Cependant, la reprise des actes ne peut pas être implicite et doit impérativement résulter soit d’un état annexé aux statuts, soit d’un mandat antérieur déterminant les engagements, soit d’une décision des associés postérieure à l’immatriculation.
En l’espèce, Mme [V] a initié ses discussions avec [C] en juillet 2023 et la société [V], en cours de création à cette date, a été immatriculé au RCS de Paris le 11 septembre 2023, Mme [V] étant sa présidente et fondatrice.
Les devis établis par [C] le 13 juillet 2023 et 22 septembre 2023, signés par Mme [V], ont été payés par Mme [V]. Cependant la reprise de ces actes par la société [V] n’est pas prouvée et le tribunal retient que la société [V] n’a pas valablement repris les actes conclus pendant la période de formation au nom de Mme [V]. En conséquence, la charge et les effets de l’acte incombent à Mme [V] qui a agi et est donc solidairement responsable à l’égard d’un tiers, de sorte que Mme [V], qui a personnellement payé et fourni les biens, a qualité à agir en son nom propre contre la société [C].
Corrélativement, la société [V] ne peut se prévaloir du contrat ni réclamer des sommes au titre d’actes effectués, les actes n’ayant pas été valablement repris et la société, SOTALA n’a pas qualité à agir.
Le tribunal dit que le droit d’agir de Mme [V] n’est pas discutable et, en revanche, que la société [V] n’a pas droit à agir.
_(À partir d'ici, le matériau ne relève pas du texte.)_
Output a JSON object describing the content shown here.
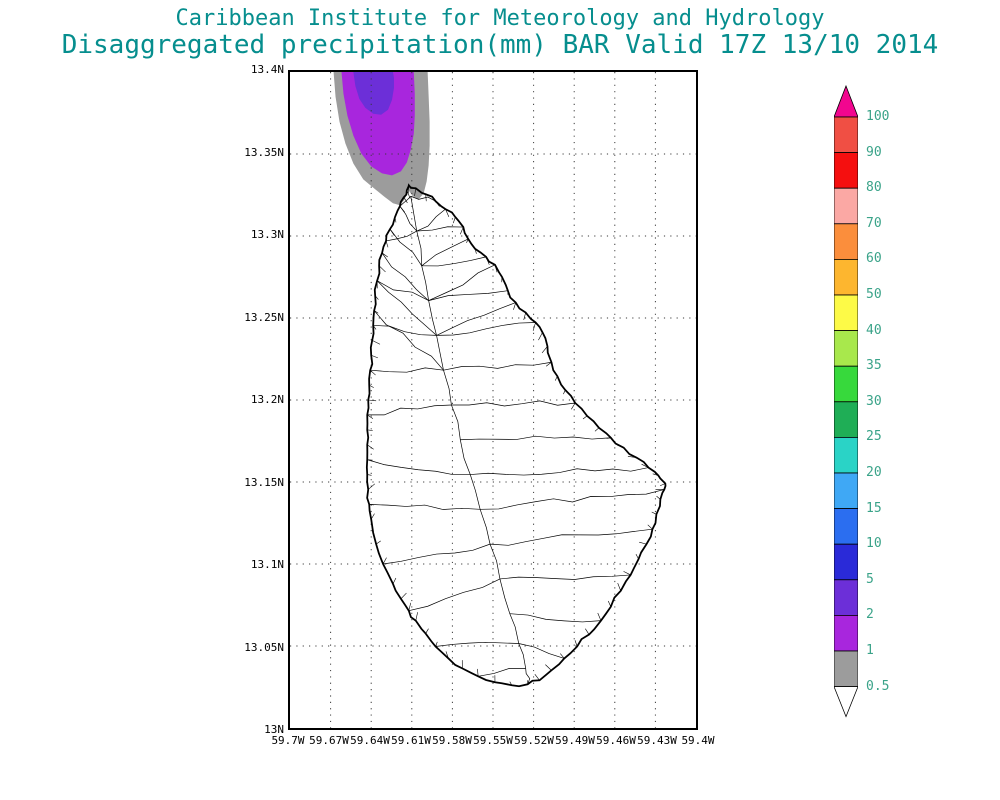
{
  "header": {
    "title_line1": "Caribbean Institute for Meteorology and Hydrology",
    "title_line2": "Disaggregated precipitation(mm) BAR Valid 17Z 13/10 2014"
  },
  "colors": {
    "title": "#068e8e",
    "grid": "#3a3a3a",
    "coast": "#000000",
    "cbar_label": "#3aa389",
    "blob_gray": "#9c9c9c",
    "blob_purple": "#a826dd",
    "blob_violet": "#6c2fd8"
  },
  "map": {
    "lat_labels": [
      "13.4N",
      "13.35N",
      "13.3N",
      "13.25N",
      "13.2N",
      "13.15N",
      "13.1N",
      "13.05N",
      "13N"
    ],
    "lon_labels": [
      "59.7W",
      "59.67W",
      "59.64W",
      "59.61W",
      "59.58W",
      "59.55W",
      "59.52W",
      "59.49W",
      "59.46W",
      "59.43W",
      "59.4W"
    ]
  },
  "chart_data": {
    "type": "heatmap",
    "title": "Disaggregated precipitation(mm) BAR Valid 17Z 13/10 2014",
    "source": "Caribbean Institute for Meteorology and Hydrology",
    "variable": "Disaggregated precipitation",
    "units": "mm",
    "region_code": "BAR",
    "valid": "17Z 13/10 2014",
    "lat_ticks": [
      "13.4N",
      "13.35N",
      "13.3N",
      "13.25N",
      "13.2N",
      "13.15N",
      "13.1N",
      "13.05N",
      "13N"
    ],
    "lon_ticks": [
      "59.7W",
      "59.67W",
      "59.64W",
      "59.61W",
      "59.58W",
      "59.55W",
      "59.52W",
      "59.49W",
      "59.46W",
      "59.43W",
      "59.4W"
    ],
    "lat_range_n": [
      13.0,
      13.4
    ],
    "lon_range_w": [
      59.7,
      59.4
    ],
    "grid": "dotted",
    "basemap": "Barbados coastline with watershed/catchment boundaries",
    "legend_position": "right",
    "colorbar": {
      "orientation": "vertical-right",
      "levels_mm": [
        100,
        90,
        80,
        70,
        60,
        50,
        40,
        35,
        30,
        25,
        20,
        15,
        10,
        5,
        2,
        1,
        0.5
      ],
      "labels": [
        "100",
        "90",
        "80",
        "70",
        "60",
        "50",
        "40",
        "35",
        "30",
        "25",
        "20",
        "15",
        "10",
        "5",
        "2",
        "1",
        "0.5"
      ],
      "colors_top_to_bottom": [
        "#f2068f",
        "#f04f44",
        "#f50f0f",
        "#fba8a4",
        "#fb8e3c",
        "#fdb62f",
        "#fdfa47",
        "#a8e84c",
        "#37d93c",
        "#1fae56",
        "#2ad3c6",
        "#3fa8f5",
        "#2b6ef0",
        "#2a2ad8",
        "#6c2fd8",
        "#a826dd",
        "#9c9c9c",
        "#ffffff"
      ]
    },
    "shaded_cells": [
      {
        "value_range_mm": "0.5-1",
        "color": "#9c9c9c",
        "approx_extent": {
          "lat_n": [
            13.32,
            13.4
          ],
          "lon_w": [
            59.6,
            59.67
          ]
        }
      },
      {
        "value_range_mm": "1-2",
        "color": "#a826dd",
        "approx_extent": {
          "lat_n": [
            13.34,
            13.4
          ],
          "lon_w": [
            59.61,
            59.66
          ]
        }
      },
      {
        "value_range_mm": "2-5",
        "color": "#6c2fd8",
        "approx_extent": {
          "lat_n": [
            13.37,
            13.4
          ],
          "lon_w": [
            59.62,
            59.65
          ]
        }
      }
    ],
    "unshaded_meaning": "precipitation < 0.5 mm over the rest of the domain (island itself unshaded)"
  }
}
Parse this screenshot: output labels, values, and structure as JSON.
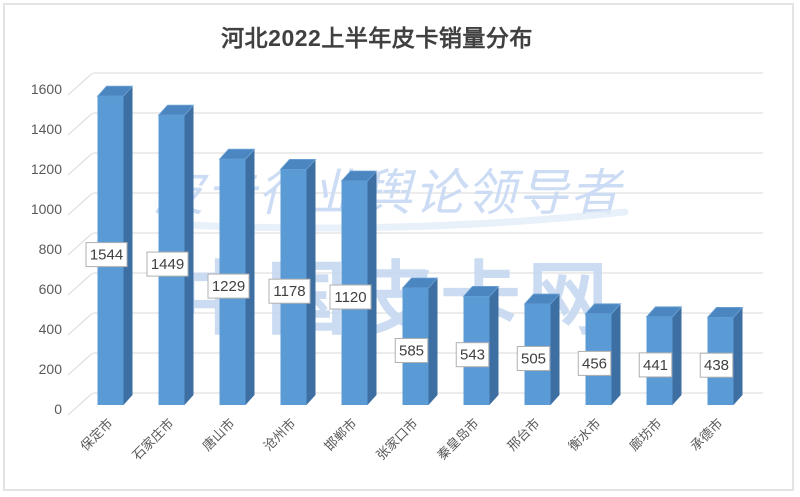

Le tribunal dira irrecevable l’intervention volontaire de la société [V] et irrecevable la société [V] dans toutes ses demandes.
Sur la demande de résolution du contrat et la restitution de prix
L’article 1217 du Code civil dispose que « La partie envers laquelle l’engagement n’a pas été exécuté, ou l’a été imparfaitement, peut :
* refuser d’exécuter ou suspendre l’exécution de sa propre obligation ;
* poursuivre l’exécution forcée en nature de l’obligation ;
* obtenir une réduction du prix ;
* provoquer la résolution du contrat ;
* demander réparation des conséquences de l’inexécution.
Les sanctions qui ne sont pas incompatibles peuvent être cumulées ; des dommages et intérêts peuvent toujours s’y ajouter ».
En l’espèce, le tribunal constate que :
* Un contrat a été légalement formé entre Mme [V] et [C], contrat constitué des conditions générales et de devis communiqués à Mme [V] le 10 juillet 2023
* Mme [V] a payé le jour de la réception du devis initial le montant intégral du devis (6.108,00 € TTC) – devis pour élaboration d’un prototype et montage toile, établi sur la base du plan de collection communiqué par Mme [V] le 10 juillet, et détaillant la liste des prototypes (7 LOOK), la quantité commandée, le prix unitaire et le prix total – , ce sur l’indication de [C] qu’un paiement intégral et immédiat permettrait d’intégrer le planning de production de septembre.
* Des questions de [C] et réponses de Mme [V] mi-septembre relatifs aux spécifications des modèles laissaient penser que les travaux étaient en cours (notamment la digitalisation des modèles).
* [C] soumettait 22 septembre 2023 un nouveau devis pour les mêmes 7 « LOOK » de la collection initialement communiquée, ce pour un montant de 8.178 € TTC, ne justifiant pas l’écart excepté par des complications sur le LOOK 4, [C] indiquant par ailleurs que de nouveaux surcoûts pouvaient advenir – la somme de 6.108 € TTC étant considérée alors par [C] comme un acompte – , et ne laissant cependant pas entendre qu’un retard de paiement du solde engendrerait un décalage du planning.
* En tout état de cause, Mme [V] a payé intégralement la somme supplémentaire de 2.070 € TTC le 24 octobre et [C] indiquait le 30 octobre et demandait à [C] le 30 octobre d’avoir un suivi sur le montage des toiles (photos et vidéos) et de lui communiquer une « timeline » de production.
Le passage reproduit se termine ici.